Comment: The insurance lobby organization, AHIP, is correct when they
point out that patients are not protected from exorbitant fees charged
by physicians outside of their own insurance networks. Although this
report appropriately condemns outrageous fee gouging, the report itself
is deceptive, reflecting on AHIP's own credibility.

AHIP asked its insurers to provide the three highest billed charges from
non-participating providers for each of 24 CPT procedure codes. They
then took the very highest charge for 10 procedures and created a graph
demonstrating how outrageous these charges were compared to Medicare
rates. They distributed the graph with their press release.

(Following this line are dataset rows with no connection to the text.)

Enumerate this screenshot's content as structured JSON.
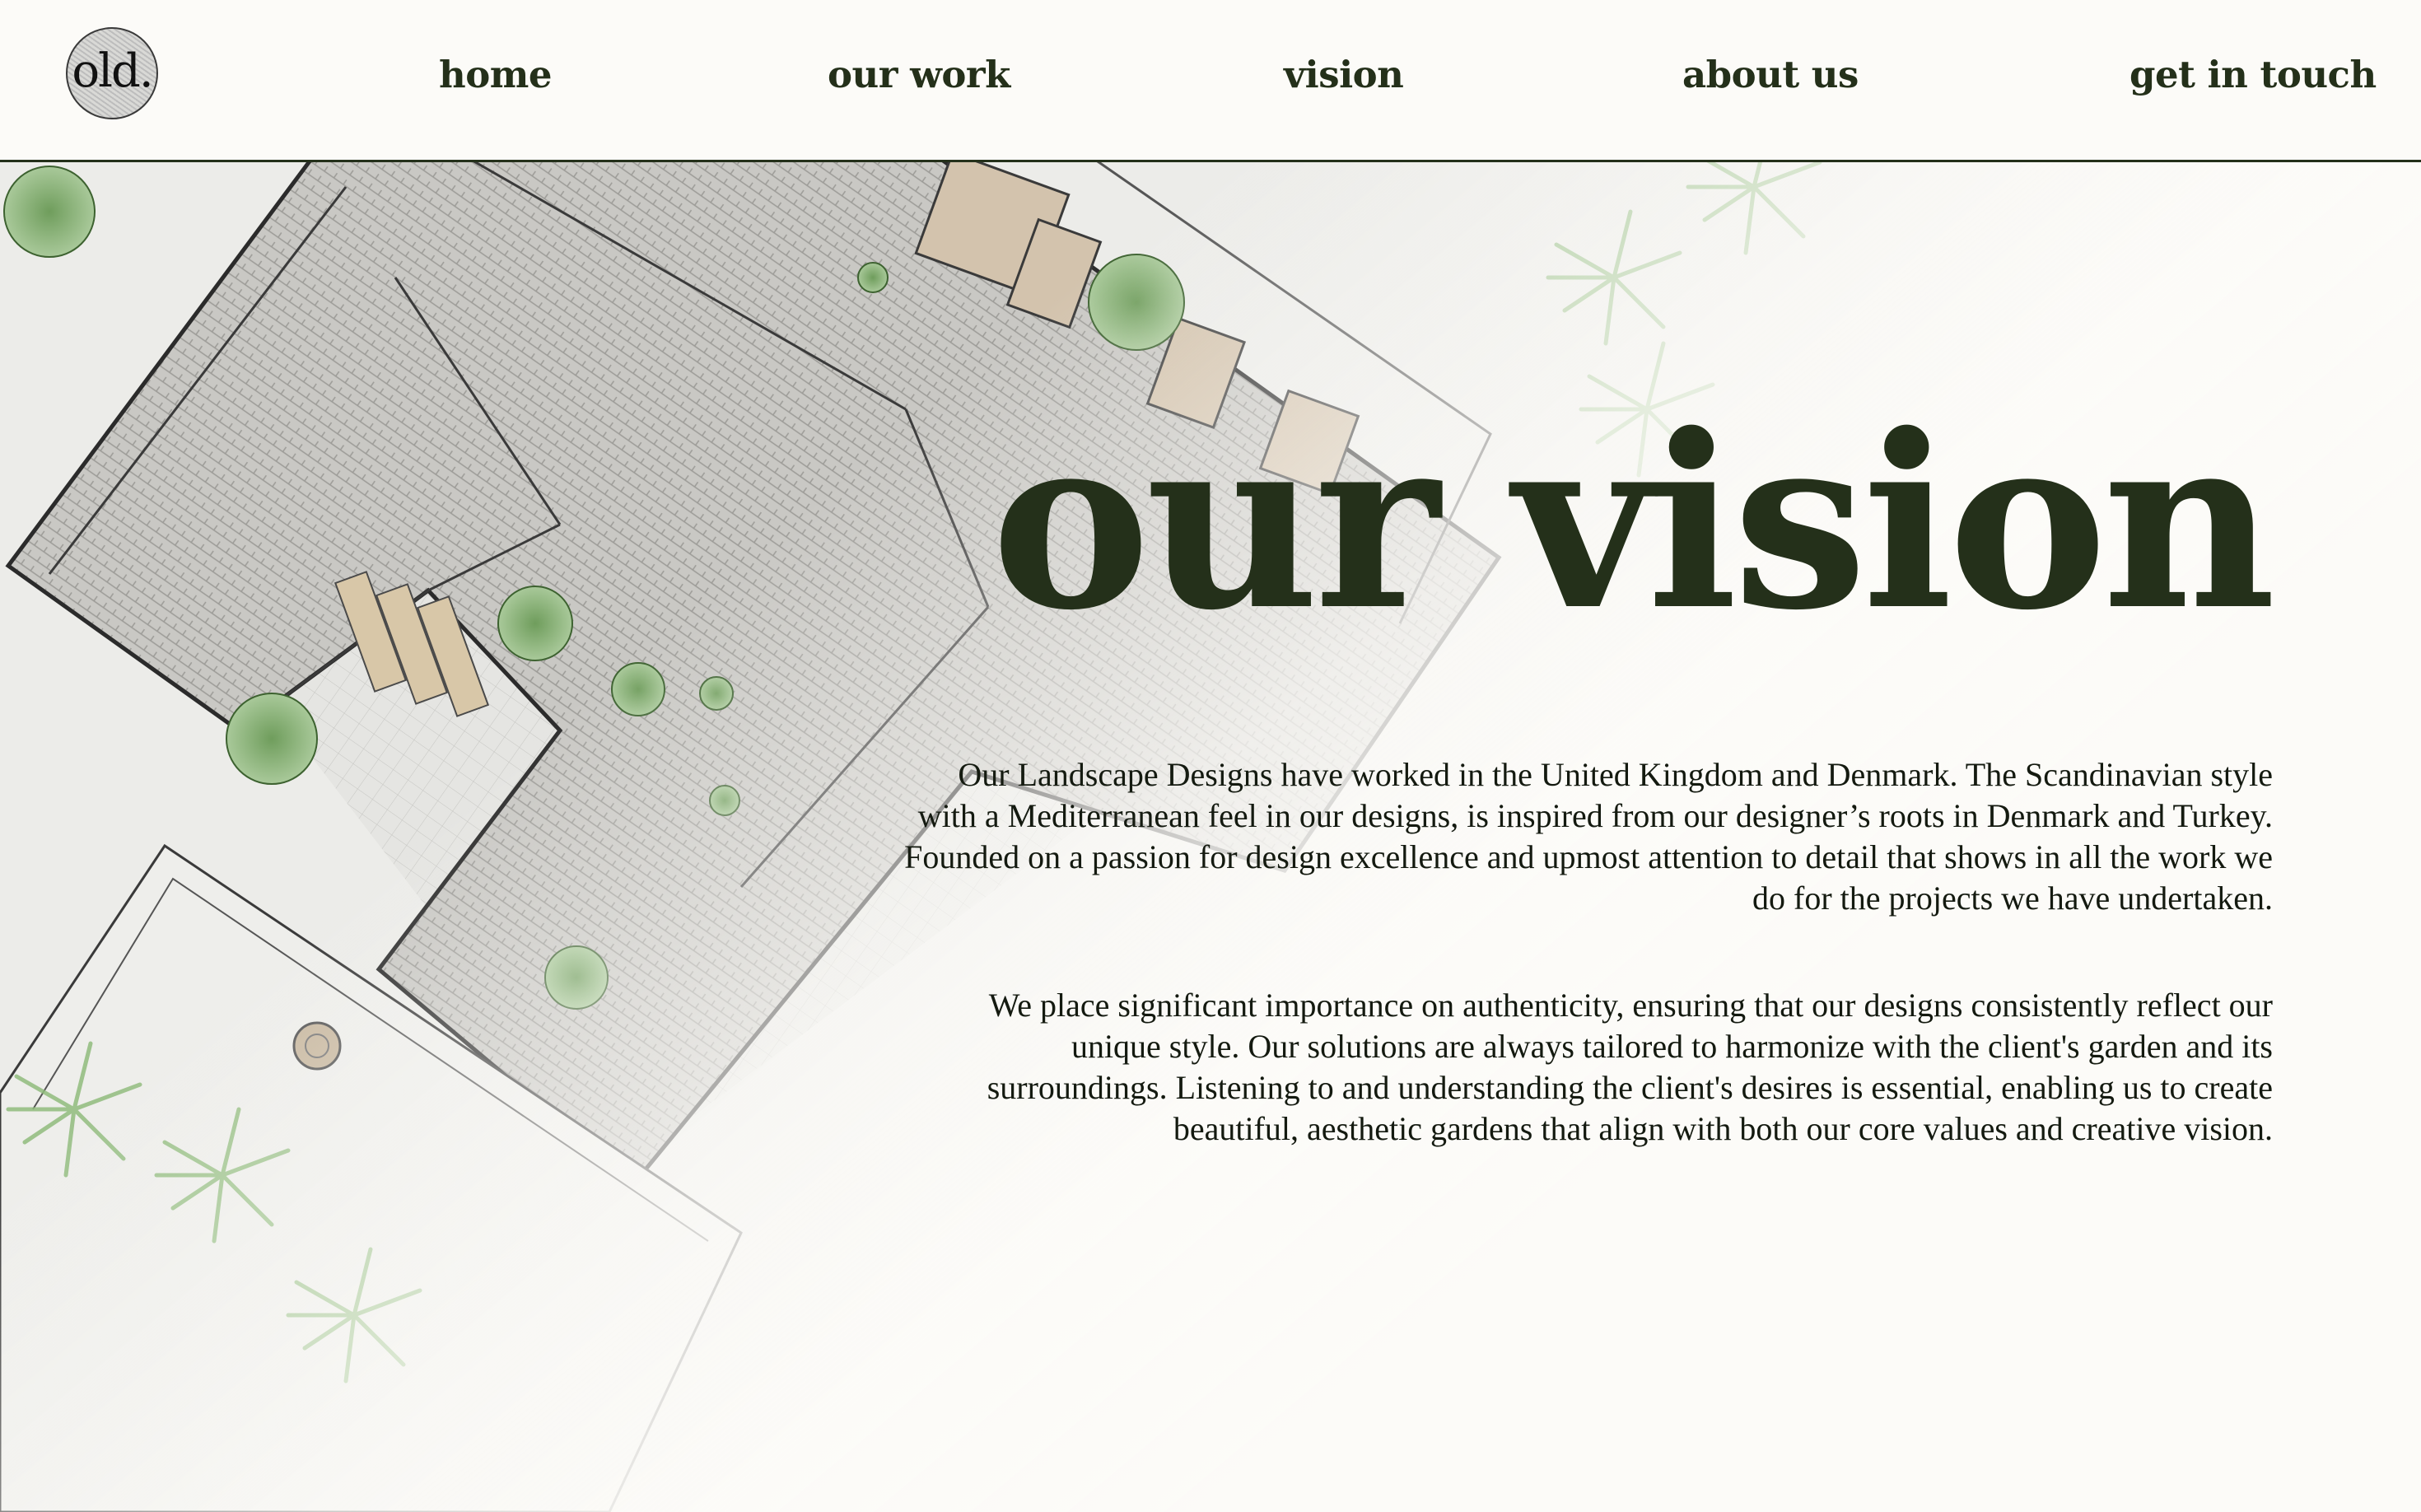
{
  "header": {
    "logo_text": "old.",
    "nav": {
      "home": "home",
      "our_work": "our work",
      "vision": "vision",
      "about_us": "about us",
      "get_in_touch": "get in touch"
    }
  },
  "hero": {
    "title": "our vision",
    "paragraphs": [
      "Our Landscape Designs have worked in the United Kingdom and Denmark. The Scandinavian style with a Mediterranean feel in our designs, is inspired from our designer’s roots in Denmark and Turkey. Founded on a passion for design excellence and upmost attention to detail that shows in all the work we do for the projects we have undertaken.",
      "We place significant importance on authenticity, ensuring that our designs consistently reflect our unique style. Our solutions are always tailored to harmonize with the client's garden and its surroundings. Listening to and understanding the client's desires is essential, enabling us to create beautiful, aesthetic gardens that align with both our core values and creative vision."
    ]
  },
  "background": {
    "image": "landscape-plan-illustration"
  },
  "colors": {
    "background": "#fcfbf8",
    "text_dark_green": "#24301a",
    "body_text": "#141a10",
    "roof_grey": "#bdbcb8",
    "plant_green": "#8fbb7c"
  }
}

Although the bar graph is quite impressive (link above), it represents
only ten specific instances of fee gouging. Yet the infographic -
labeled "Out-of-Network Charges" - is presented as if it were
representative of charges made by out-of-network providers (though it
does state that these are the highest reported out-of-network provider

Nowhere in the 26 page report is there any mention of what fees were
actually paid. Although the insurer pays no more than its allowed
out-of-network charges, if any, does the patient pay the rest? No. Often
the patients are able to negotiate payments that are closer to typical
commercial insurance rates. Sometimes the patient simply doesn't pay at
all, though the claim may be turned over to a collection agency.
Regardless, the AHIP report is deceptive since it represents only a few
outrageous billing charges but does not represent actual typical
out-of-network payments.

In this press release, AHIP implies that there needs to be a mechanism
"to protect patients who seek care out-of-network from receiving bills
that are unreasonable and unaffordable." In essence, they are saying
that the government should require out-of-network providers to accept
rates similar to those agreed to through contracts with the in-network

Think about that. The only mechanism that insurers have introduced to
slow the increase in heath care spending has been provider contracting.
Okay. Let's accept their implicit recommendation. Let's do what other
industrialized nations do and use some form of government administered
pricing. Then there would be no reason for the insurers to establish
exclusive provider networks.

Since the insurers then would have nothing substantial to offer other
than claims processing, we can do away with much of their administrative
and marketing waste. In fact, we can do away with them completely by
establishing our own universal health insurance administrator - a single
payer national health program.

As AHIP CEO Karen Ignagni says, "With the nation facing the crushing
burden of rising medical costs, all stakeholders should be focusing on
constructive ways to bring costs under control." She's right. The first
step should be to get rid of the private insurers.